В этот момент в руках у жреца в лунном свете блеснуло широкое лезвие, которым он брился каждое утро. Тутуи схватил юношу за короткие курчавые волосы, закинул его голову назад и полоснул лезвием по выступившему кадыку. Раздался судорожный хрип. В следующее мгновение жрец уже спихнул в тёмную воду через низкий борт зарезанного. Раздался глухой всплеск, затем вода забурлила. Крокодилы ринулись на неожиданно подвернувшуюся им добычу, и вновь наступила тишина. Жрец воровато оглянулся на мачту, но никто из спавших под ней даже не пошевельнулся. Тутуи старательно вытер окровавленную бритву о канат, свисавший с мачты, потом убрал её под тунику, посмотрел на уже начинавшую светлеть полоску неба над горами на востоке, зевнул и, неслышно ступая босиком по шероховатой, прохладной, влажной от утренней росы палубе, двинулся к своей палатке на корме. Риб-адди молнией метнулся назад. Он плюхнулся на свой матрас, но никак не мог заставить себя ровно сопеть. Его бил холодный озноб. В палатку, наклонясь, залез жрец.
– Что-то пить хочется, – потягиваясь, проговорил юноша. – У нас поблизости воды нету?
– Да ты пивка хлебни, кажись, в кувшине твоём ещё чего-то булькает, – проговорил Тутуи и разлил в кружки остатки пива.

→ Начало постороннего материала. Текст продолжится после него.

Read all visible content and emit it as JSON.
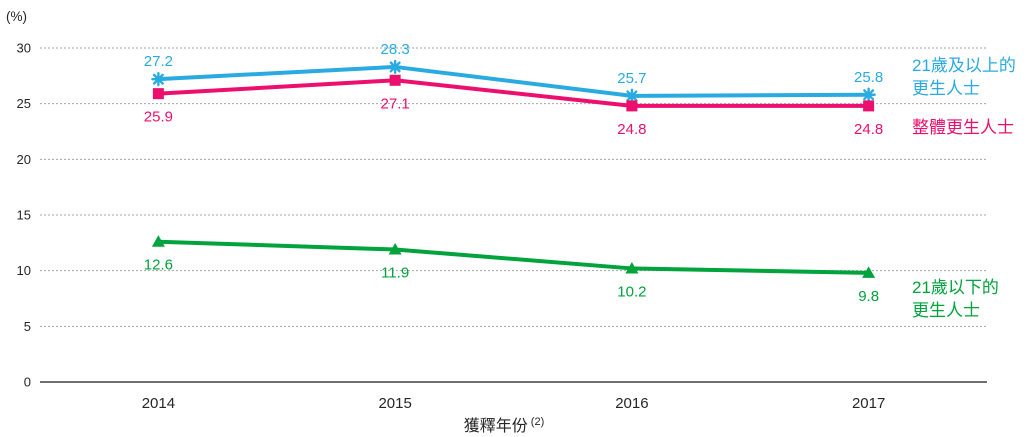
{
  "chart_data": {
    "type": "line",
    "title": "",
    "ylabel": "(%)",
    "xlabel": "獲釋年份",
    "xlabel_superscript": "(2)",
    "categories": [
      "2014",
      "2015",
      "2016",
      "2017"
    ],
    "ylim": [
      0,
      30
    ],
    "yticks": [
      0,
      5,
      10,
      15,
      20,
      25,
      30
    ],
    "grid": "horizontal-dashed",
    "legend_position": "right",
    "colors": {
      "gridline": "#A6A6A6",
      "axis": "#404040",
      "tick_text": "#262626"
    },
    "series": [
      {
        "name": "21歲及以上的更生人士",
        "legend_lines": [
          "21歲及以上的",
          "更生人士"
        ],
        "values": [
          27.2,
          28.3,
          25.7,
          25.8
        ],
        "color": "#29ABE2",
        "marker": "star",
        "label_position": "above"
      },
      {
        "name": "整體更生人士",
        "legend_lines": [
          "整體更生人士"
        ],
        "values": [
          25.9,
          27.1,
          24.8,
          24.8
        ],
        "color": "#EC0F6E",
        "marker": "square",
        "label_position": "below"
      },
      {
        "name": "21歲以下的更生人士",
        "legend_lines": [
          "21歲以下的",
          "更生人士"
        ],
        "values": [
          12.6,
          11.9,
          10.2,
          9.8
        ],
        "color": "#00A33C",
        "marker": "triangle",
        "label_position": "below"
      }
    ]
  }
}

Риб-адди, стараясь не стучать зубами о глиняный край, судорожно промочил пересохшее горло.
– Эх, молодо-зелено, – проворчал насмешливо жрец, допив свою кружку и вытирая тыльной стороной руки мокрые губы, – выпили-то всего пару кувшинчиков, а он уже похмельем мучается. Ничего, сынок, привыкнешь. К концу нашей поездки мужчиной станешь, даже бочка вина тебя с ног не свалит, не то что какое-то жалкое пиво. Самое главное – бери пример со старого Тутуи и всё будет отлично. Держись меня, я тебя в люди выведу, попугайчик ты мой неоперившийся, – с насмешкой в голосе проговорил жрец. Вскоре он уже похрапывал на мягко покачивающемся под ним матрасе.
Риб-адди не верил ни ушам, ни глазам.
– О, Амон великий, – вопрошал сам себя поражённый юноша, – возможно ли такое на свете? Этот старик только что на моих глазах недрогнувшей рукой зарезал как поросёнка человека, столкнул его на съеденье крокодилам, а потом, зевая, побрёл досыпать ночь. При этом он ещё заботится о своём младшем товарище. Неужели везде под добродушной, порядочной, человеческой личиной таится порок и злодеяние? А если письма нашли бы у меня, то я с перерезанным горлом полетел бы в реку, и именно меня бы сейчас дожирали крокодилы. О боже, как страшно жить!
Взрослая жизнь ему теперь уже совсем не нравилась. Он отдал бы всё на свете, чтобы вновь оказаться дома, беззаботно посапывать на своём плоском полосатом матрасике на крыше материнского домика, а потом утром радостно вскочить и спуститься во двор, где уже пекут хлеб и ласковой улыбкой встречают его все домашние.
– О, как же я был тогда счастлив, – шептал молодой человек, только сейчас начавший ценить тепло родного очага.